Fatah's position could help Abbas stand up to U.S. pressure to return to talks with Israel.

Last week, President Barack Obama told Abbas and Israeli Prime Minister Benjamin Netanyahu that negotiations must resume as quickly as possible, without preconditions. Obama admonished both leaders to stop wasting time.

Israeli and Palestinian negotiators are holding separate followup meetings in Washington this week with Obama's Mideast envoy, George Mitchell, who hopes to bring the sides back to the negotiating table.

Abbas has repeatedly said he would not return to talks without a freeze in Israeli settlements, which is mandated by a U.S.-backed peace plan. Israel refuses to comply, offering at best to slow construction for a limited period.

The Obama administration was initially adamant about a halt to construction, but appears to have softened its stance after failing to make headway with the Israeli government on the issue.

Fatah's Central Committee, the movement's key decision-making body, met late Tuesday with Abbas to discuss his options following last week's trilateral meeting with Obama and Netanyahu.

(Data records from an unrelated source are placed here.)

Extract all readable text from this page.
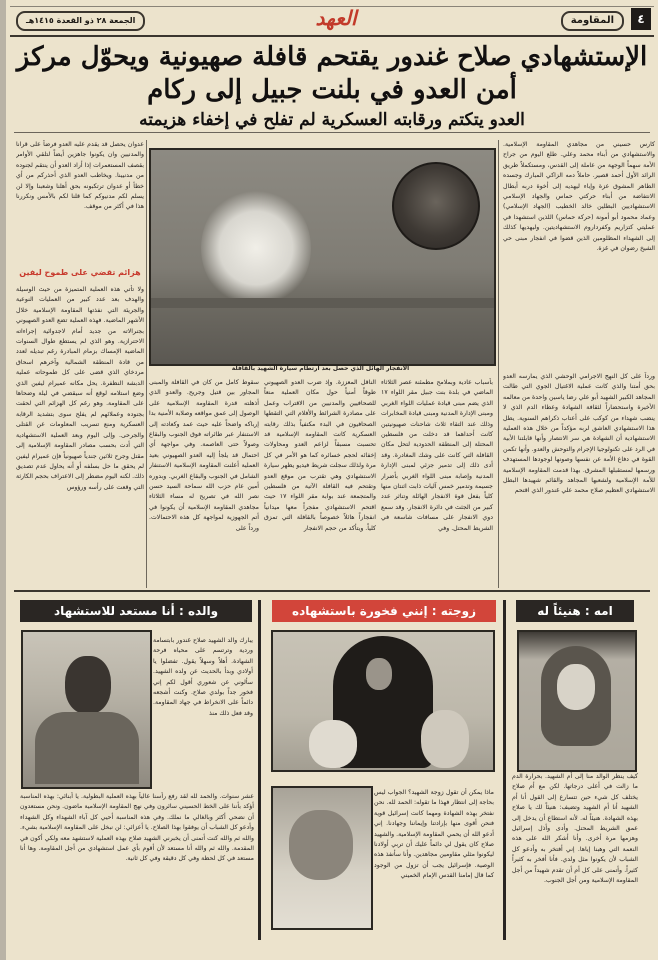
٤
المقاومة
العهد
الجمعة ٢٨ ذو القعدة ١٤١٥هـ
الإستشهادي صلاح غندور يقتحم قافلة صهيونية ويحوّل مركز
أمن العدو في بلنت جبيل إلى ركام
العدو يتكتم ورقابته العسكرية لم تفلح في إخفاء هزيمته
عدوان يحصل قد يقدم عليه العدو فرضاً على قرانا والمدنيين وان يكونوا جاهزين أيضاً لتلقي الأوامر بقصف المستعمرات إذا أراد العدو أن ينتقم لجنوده من مدنيينا. ويخاطب العدو الذي أحذركم من أي خطأ أو عدوان ترتكبونه بحق أهلنا وشعبنا وإلا لن يسلم لكم مدنيوكم كما قلنا لكم بالأمس ونكررنا هذا في أكثر من موقف.
هزائم تقضي على طموح ليفين
ولا تأتي هذه العملية المتميزة من حيث الوسيلة والهدف بعد عدد كبير من العمليات النوعية والجريئة التي نفذتها المقاومة الإسلامية خلال الأشهر الماضية. فهذه العملية تضع العدو الصهيوني بجنرالاته من جديد أمام لاجدوائية إجراءاته الاحترازية. وهو الذي لم يستطع طوال السنوات الماضية الإمساك بزمام المبادرة رغم تبديله لعدد من قادة المنطقة الشمالية وآخرهم اسحاق مردخاي الذي قضى على كل طموحاته عملية الدبشة النظفرة. يحل مكانه عميرام ليفين الذي وضع استلامه لوقع أنه سيقضي في ليلة وضحاها على المقاومة. وهو رغم كل الهزائم التي لحقت بجنوده وعملائهم لم يفلح سوى بتشديد الرقابة العسكرية ومنع تسريب المعلومات عن القتلى والجرحى. وإلى اليوم وبعد العملية الاستشهادية التي أدت بحسب مصادر المقاومة الإسلامية إلى مقتل وجرح ثلاثين جندياً صهيونياً فإن عميرام ليفين لم يحقق ما حل بسلفه أو أنه يحاول عدم تصديق ذلك. لكنه اليوم مضطر إلى الاعتراف بحجم الكارثة التي وقعت على رأسه ورؤوس
الانفجار الهائل الذي حصل بعد ارتطام سيارة الشهيد بالقافلة
كارس حسيني من مجاهدي المقاومة الإسلامية. والاستشهادي من أبناء محمد وعلي. طلع اليوم من جراح الأمة سهماً الوجهة من عاملة إلى القدس، ومستكملاً طريق الرائد الأول أحمد قصير. حاملاً دمه الزاكي المبارك وجسده الطاهر المشوق عزة وإباء ليهديه إلى أخوة دربه أبطال الانتفاضة من أبناء حركتي حماس والجهاد الإسلامي الاستشهاديين البطلين خالد الخطيب (الجهاد الإسلامي) وعماد محمود أبو أمونة (حركة حماس) اللذين استشهدا في عمليتي كتزاريم وكفرداروم الاستشهاديتين. وليهديها كذلك إلى الشهداء المظلومين الذين قضوا في انفجار مبنى حي الشيخ رضوان في غزة.
ورداً على كل النهج الاجرامي الوحشي الذي يمارسه العدو بحق أمتنا والذي كانت عملية الاغتيال الجوي التي طالت المجاهد الكبير الشهيد أبو علي رضا ياسين واحدة من معالمه الأخيرة واستحضاراً لثقافة الشهادة وعطاء الدم الذي لا ينضب شهداء من كوكب على أعتاب ذكراهم السنوية. يطل هذا الاستشهادي العاشق لربه مؤكداً من خلال هذه العملية الاستشهادية أن الشهادة هي سر الانتصار وأنها قابلتنا الأبية في الرد على تكنولوجيا الإجرام والتوحش والعدو. وأنها تكمن القوة في دفاع الأمة عن نفسها وصونها لوجودها المستهدف ورسمها لمستقبلها المشرق. بهذا قدمت المقاومة الإسلامية للأمة الإسلامية ولشعبها المجاهد والقائم شهيدها البطل الاستشهادي العظيم صلاح محمد علي غندور الذي اقتحم
بأسباب عادية وبملامح مطمئنة عصر الثلاثاء الماضي في بلدة بنت جبيل مقر اللواء ١٧ الذي يضم مبنى قيادة عمليات اللواء الغربي ومبنى الإدارة المدنية ومبنى قيادة المخابرات وذلك عند التقاء ثلاث شاحنات صهيونيتين كانت أحداهما قد دخلت من فلسطين المحتلة إلى المنطقة الحدودية لتحل مكان القافلة التي كانت على وشك المغادرة. وقد أدى ذلك إلى تدمير جزئي لمبنى الإدارة المدنية وإصابة مبنى اللواء الغربي بأضرار جسيمة وتدمير خمس آليات ذابت اثنتان منها كلياً بفعل قوة الانفجار الهائلة وتناثر عدد كبير من الجثث في دائرة الانفجار. وقد سمع دوي الانفجار على مسافات شاسعة في الشريط المحتل. وفي
الناقل المعززة. وإذ ضرب العدو الصهيوني طوقاً أمنياً حول مكان العملية منعاً للصحافيين والمدنيين من الاقتراب وعمل على مصادرة الشرائط والأفلام التي التقطها الصحافيون في البدء مكتفياً بذلك رقابته العسكرية كانت المقاومة الإسلامية قد تحسبت مسبقاً لزاعم العدو ومحاولات إخفائه لحجم خسائره كما هو الأمر في كل مرة ولذلك سجلت شريط فيديو يظهر سيارة الاستشهادي وهي تقترب من موقع العدو وتقتحم فيه القافلة الآتية من فلسطين والمتجمعة عند بوابة مقر اللواء ١٧ حيث اقتحم الاستشهادي مفجراً معها ميدانياً انفجاراً هائلاً خصوصاً بالقافلة التي تمزق كلياً. ويتأكد من حجم الانفجار
سقوط كامل من كان في القافلة والمبنى المجاور بين قتيل وجريح. والعدو الذي أذهلته قدرة المقاومة الإسلامية على الوصول إلى عمق مواقعه وصلابة الأمنية بدا إرباكه واضحاً عليه حيث عمد وكعادته إلى الاستنفار عبر طائراته فوق الجنوب والبقاع وصولاً حتى العاصمة. وفي مواجهة أي احتمال قد يلجأ إليه العدو الصهيوني بعيد العملية أعلنت المقاومة الإسلامية الاستنفار الشامل في الجنوب والبقاع الغربي. وبدوره أمين عام حزب الله سماحة السيد حسن نصر الله في تصريح له مساء الثلاثاء مجاهدي المقاومة الإسلامية أن يكونوا في أتم الجهوزية لمواجهة كل هذه الاحتمالات. ورداً على
والده : أنا مستعد للاستشهاد
يبارك والد الشهيد صلاح غندور بابتسامة وردية وترتسم على محياه فرحة الشهادة. أهلاً وسهلاً يقول. تفضلوا يا أولادي وبدأ بالحديث عن ولده الشهيد. سألوني عن شعوري أقول لكم إني فخور جداً بولدي صلاح. وكنت أشجعه دائماً على الانخراط في جهاد المقاومة. وقد فعل ذلك منذ
عشر سنوات. والحمد لله لقد رفع رأسنا عالياً بهذه العملية البطولية. يا أبنائي: بهذه المناسبة أؤكد بأننا على الخط الحسيني سائرون وفي نهج المقاومة الإسلامية ماضون. ونحن مستعدون أن نضحي أكثر وبالغالي ما نملك. وفي هذه المناسبة أحيي كل آباء الشهداء وكل الشهداء وأدعو كل الشباب أن يوفقوا بهذا الصلاح. يا أعزائي: لن نبخل على المقاومة الإسلامية بشيء. والله ثم والله كنت أتمنى أن يخبرني الشهيد صلاح بهذه العملية لاستشهد معه ولكي أكون في المقدمة. والله ثم والله أنا مستعد لأن أقوم بأي عمل استشهادي من أجل المقاومة. وها أنا مستعد في كل لحظة وفي كل دقيقة وفي كل ثانية.
زوجته : إنني فخورة باستشهاده
ماذا يمكن أن تقول زوجة الشهيد؟ الجواب ليس بحاجة إلى انتظار فهذا ما تقوله: الحمد لله. نحن نفتخر بهذه الشهادة ومهما كانت إسرائيل قوية فنحن أقوى منها بإرادتنا وإيماننا وجهادنا. إني أدعو الله أن يحمي المقاومة الإسلامية. والشهيد صلاح كان يقول لي دائماً عليك أن تربي أولادنا ليكونوا مثلي مقاومين مجاهدين. وأنا سأنفذ هذه الوصية. فإسرائيل يجب أن تزول من الوجود كما قال إمامنا القدس الإمام الخميني
امه : هنيئاً له
كيف ينظر الوالد منا إلى أم الشهيد. بحرارة الدم ما زالت في أعلى درجاتها. لكن مع أم صلاح يختلف كل شيء حين تتسارع إلى القول أنا أم الشهيد أنا أم الشهيد وتضيف: هنيئاً لك يا صلاح بهذه الشهادة. هنيئاً له. لأنه استطاع أن يدخل إلى عمق الشريط المحتل. وأدى وأذل إسرائيل وهزمها مرة أخرى. وأنا أشكر الله على هذه النعمة التي وهبنا إياها. إني أفتخر به وأدعو كل الشباب لأن يكونوا مثل ولدي. فأنا أفخر به كثيراً كثيراً. وأتمنى على كل أم أن تقدم شهيداً من أجل المقاومة الإسلامية ومن أجل الجنوب.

Mohammed Dahlan, a committee member, said the panel told Abbas he must not budge.

"Settlements and negotiations are two parallel lines that will never meet," Dahlan told The Associated Press.

The settlements are being built in the West Bank and east Jerusalem, areas captured by Israel in the 1967 Mideast War and sought by the Palestinians for a future state. Nearly half a million Israelis have moved to these areas over the past four decades.

Palestinians argue that the continued construction is a major show of bad faith by Israel since the settlements gobble up more and more land. The settler population has increased by tens of thousands since the start of peace talks in 1993. Netanyahu says some construction must be allowed to accommodate what he calls "natural growth" in the settler population.

Dahlan said the 23-member committee was also unanimous in its demand that the agenda of the negotiations be defined ahead of time.

Netanyahu's predecessor, Ehud Olmert, held a series of talks with Abbas last year and agreed to tackle all so-called core issues, including a possible partition of Jerusalem. Netanyahu says Jerusalem is off-limits and says he is not bound by any promises made by Olmert.

Dahlan said he believes the Obama administration is "putting pressure on the Palestinians since they are the weakest party in the process."

"There is systematic backtracking by President Obama," Dahlan said. " There is a changing of the foundations and reference points of the negotiations, and therefore I don't expect a quick return to negotiations."